The enneagonal-icosidodecahedral duoprism or eid is a convex uniform duoprism that consists of 9 icosidodecahedral prisms, 12 pentagonal-enneagonal duoprisms, and 20 triangular-enneagonal duoprisms.

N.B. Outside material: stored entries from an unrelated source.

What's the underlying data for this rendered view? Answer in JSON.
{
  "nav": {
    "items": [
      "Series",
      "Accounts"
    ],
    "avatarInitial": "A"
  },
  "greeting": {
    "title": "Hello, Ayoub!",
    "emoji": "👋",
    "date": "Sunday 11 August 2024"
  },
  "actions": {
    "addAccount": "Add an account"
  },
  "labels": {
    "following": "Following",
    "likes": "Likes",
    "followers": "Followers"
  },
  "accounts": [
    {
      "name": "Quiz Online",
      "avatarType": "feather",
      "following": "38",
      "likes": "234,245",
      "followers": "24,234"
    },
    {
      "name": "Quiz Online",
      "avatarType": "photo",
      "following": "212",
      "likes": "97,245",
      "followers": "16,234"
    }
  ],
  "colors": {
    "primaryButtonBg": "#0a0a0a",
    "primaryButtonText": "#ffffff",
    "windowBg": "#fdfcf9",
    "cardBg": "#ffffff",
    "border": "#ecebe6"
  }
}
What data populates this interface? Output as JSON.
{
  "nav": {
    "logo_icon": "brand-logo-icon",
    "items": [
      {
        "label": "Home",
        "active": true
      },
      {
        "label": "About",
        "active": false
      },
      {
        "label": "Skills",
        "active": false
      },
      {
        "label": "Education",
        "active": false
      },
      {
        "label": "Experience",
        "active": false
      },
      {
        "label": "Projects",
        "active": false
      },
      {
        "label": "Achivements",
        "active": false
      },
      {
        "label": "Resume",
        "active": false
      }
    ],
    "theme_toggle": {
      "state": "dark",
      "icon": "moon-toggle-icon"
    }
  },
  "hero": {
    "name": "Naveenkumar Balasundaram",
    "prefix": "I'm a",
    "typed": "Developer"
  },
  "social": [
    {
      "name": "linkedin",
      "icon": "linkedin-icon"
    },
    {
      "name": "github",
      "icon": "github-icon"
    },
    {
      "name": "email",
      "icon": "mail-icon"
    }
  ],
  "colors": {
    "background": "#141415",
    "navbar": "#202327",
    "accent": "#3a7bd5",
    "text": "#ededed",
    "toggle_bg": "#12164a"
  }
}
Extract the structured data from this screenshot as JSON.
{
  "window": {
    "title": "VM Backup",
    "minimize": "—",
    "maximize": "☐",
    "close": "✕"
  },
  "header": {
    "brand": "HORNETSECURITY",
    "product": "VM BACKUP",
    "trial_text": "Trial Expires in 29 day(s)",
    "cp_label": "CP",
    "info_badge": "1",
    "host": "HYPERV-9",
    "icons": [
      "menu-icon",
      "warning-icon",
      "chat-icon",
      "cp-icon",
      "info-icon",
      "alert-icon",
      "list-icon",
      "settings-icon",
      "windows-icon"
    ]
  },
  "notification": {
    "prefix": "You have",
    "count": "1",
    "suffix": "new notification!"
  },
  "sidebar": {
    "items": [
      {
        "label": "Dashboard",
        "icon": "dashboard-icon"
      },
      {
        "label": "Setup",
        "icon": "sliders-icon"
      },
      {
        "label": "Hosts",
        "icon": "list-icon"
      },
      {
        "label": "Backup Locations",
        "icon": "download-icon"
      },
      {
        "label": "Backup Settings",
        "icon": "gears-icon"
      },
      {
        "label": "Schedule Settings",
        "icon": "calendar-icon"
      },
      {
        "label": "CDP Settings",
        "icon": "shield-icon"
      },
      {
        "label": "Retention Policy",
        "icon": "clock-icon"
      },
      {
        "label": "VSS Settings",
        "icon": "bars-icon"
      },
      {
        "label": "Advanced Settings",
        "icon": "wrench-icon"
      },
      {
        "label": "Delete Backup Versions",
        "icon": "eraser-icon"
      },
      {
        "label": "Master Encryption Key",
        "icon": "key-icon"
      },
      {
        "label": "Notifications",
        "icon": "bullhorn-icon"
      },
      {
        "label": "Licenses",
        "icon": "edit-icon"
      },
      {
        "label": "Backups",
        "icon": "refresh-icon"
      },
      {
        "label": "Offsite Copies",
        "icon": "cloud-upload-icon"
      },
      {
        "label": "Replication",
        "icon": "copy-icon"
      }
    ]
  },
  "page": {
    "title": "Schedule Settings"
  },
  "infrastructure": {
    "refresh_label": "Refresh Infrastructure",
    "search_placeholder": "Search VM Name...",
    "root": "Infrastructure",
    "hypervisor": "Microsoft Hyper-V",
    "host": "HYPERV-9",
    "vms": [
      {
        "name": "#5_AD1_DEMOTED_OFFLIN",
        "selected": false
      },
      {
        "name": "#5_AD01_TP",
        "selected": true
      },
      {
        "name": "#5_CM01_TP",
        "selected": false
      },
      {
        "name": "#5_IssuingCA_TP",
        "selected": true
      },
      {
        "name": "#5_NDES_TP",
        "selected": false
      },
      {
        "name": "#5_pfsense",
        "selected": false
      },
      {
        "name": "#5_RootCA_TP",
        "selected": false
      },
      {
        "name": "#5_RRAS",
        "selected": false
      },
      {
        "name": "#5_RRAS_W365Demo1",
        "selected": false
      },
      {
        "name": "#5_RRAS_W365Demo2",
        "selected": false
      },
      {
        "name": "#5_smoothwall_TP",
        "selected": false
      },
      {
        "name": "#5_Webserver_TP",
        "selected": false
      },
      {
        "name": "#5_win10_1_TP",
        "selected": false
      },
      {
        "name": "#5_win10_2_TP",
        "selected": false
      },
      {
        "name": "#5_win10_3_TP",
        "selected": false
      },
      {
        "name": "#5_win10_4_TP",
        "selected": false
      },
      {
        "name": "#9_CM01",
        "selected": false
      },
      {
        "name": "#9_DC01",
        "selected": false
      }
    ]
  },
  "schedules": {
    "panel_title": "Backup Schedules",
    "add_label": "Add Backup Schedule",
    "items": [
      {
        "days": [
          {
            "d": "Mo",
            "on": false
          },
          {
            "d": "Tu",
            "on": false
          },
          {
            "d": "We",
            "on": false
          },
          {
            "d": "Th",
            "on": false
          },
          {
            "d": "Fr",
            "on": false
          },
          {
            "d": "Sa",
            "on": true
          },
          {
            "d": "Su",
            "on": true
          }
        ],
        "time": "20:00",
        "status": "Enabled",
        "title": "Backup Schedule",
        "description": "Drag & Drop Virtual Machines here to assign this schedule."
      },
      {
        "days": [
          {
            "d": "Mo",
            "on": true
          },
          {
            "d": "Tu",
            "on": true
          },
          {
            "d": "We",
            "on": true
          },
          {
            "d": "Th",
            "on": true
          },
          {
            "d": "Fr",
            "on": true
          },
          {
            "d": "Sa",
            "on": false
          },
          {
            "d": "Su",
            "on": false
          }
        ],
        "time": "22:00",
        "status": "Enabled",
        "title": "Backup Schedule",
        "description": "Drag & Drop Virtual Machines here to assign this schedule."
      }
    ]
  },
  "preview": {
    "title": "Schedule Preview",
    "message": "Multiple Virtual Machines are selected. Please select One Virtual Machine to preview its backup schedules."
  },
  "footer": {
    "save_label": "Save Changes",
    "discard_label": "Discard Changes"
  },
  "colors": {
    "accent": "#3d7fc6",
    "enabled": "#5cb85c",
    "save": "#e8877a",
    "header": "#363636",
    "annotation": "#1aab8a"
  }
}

Each vertex joins 2 icosidodecahedral prisms, 2 triangular-enneagonal duoprisms, and 2 pentagonal-enneagonal duoprisms.

## Vertex coordinates

The vertices of an enneagonal-icosidodecahedral duoprism of edge length 2sin(π/9) are given by all permutations of the last three coordinates of:

• ${\displaystyle \left(1,\,0,\,0,\,0,\,\pm (1+{\sqrt {5}})\sin {\frac {\pi }{9}}\right),}$
• ${\displaystyle \left(\cos \left({\frac {j\pi }{9}}\right),\,\pm \sin \left({\frac {j\pi }{9}}\right),\,0,\,0,\,\pm (1+{\sqrt {5}})\sin {\frac {\pi }{9}}\right),}$
• ${\displaystyle \left(-{\frac {1}{2}},\,\pm {\frac {\sqrt {3}}{2}},\,0,\,0,\,\pm (1+{\sqrt {5}})\sin {\frac {\pi }{9}}\right),}$

as well as all even permutations of the last three coordinates of:

• ${\displaystyle \left(1,\,0,\,\pm \sin {\frac {\pi }{9}},\,\pm {\frac {(1+{\sqrt {5}})\sin {\frac {\pi }{9}}}{2}},\,\pm {\frac {(3+{\sqrt {5}})\sin {\frac {\pi }{9}}}{2}}\right),}$
• ${\displaystyle \left(\cos \left({\frac {j\pi }{9}}\right),\,\pm \sin \left({\frac {j\pi }{9}}\right),\,\pm \sin {\frac {\pi }{9}},\,\pm {\frac {(1+{\sqrt {5}})\sin {\frac {\pi }{9}}}{2}},\,\pm {\frac {(3+{\sqrt {5}})\sin {\frac {\pi }{9}}}{2}}\right),}$
• ${\displaystyle \left(-{\frac {1}{2}},\,\pm {\frac {\sqrt {3}}{2}},\,\pm \sin {\frac {\pi }{9}},\,\pm {\frac {(1+{\sqrt {5}})\sin {\frac {\pi }{9}}}{2}},\,\pm {\frac {(3+{\sqrt {5}})\sin {\frac {\pi }{9}}}{2}}\right),}$

where j = 2, 4, 8.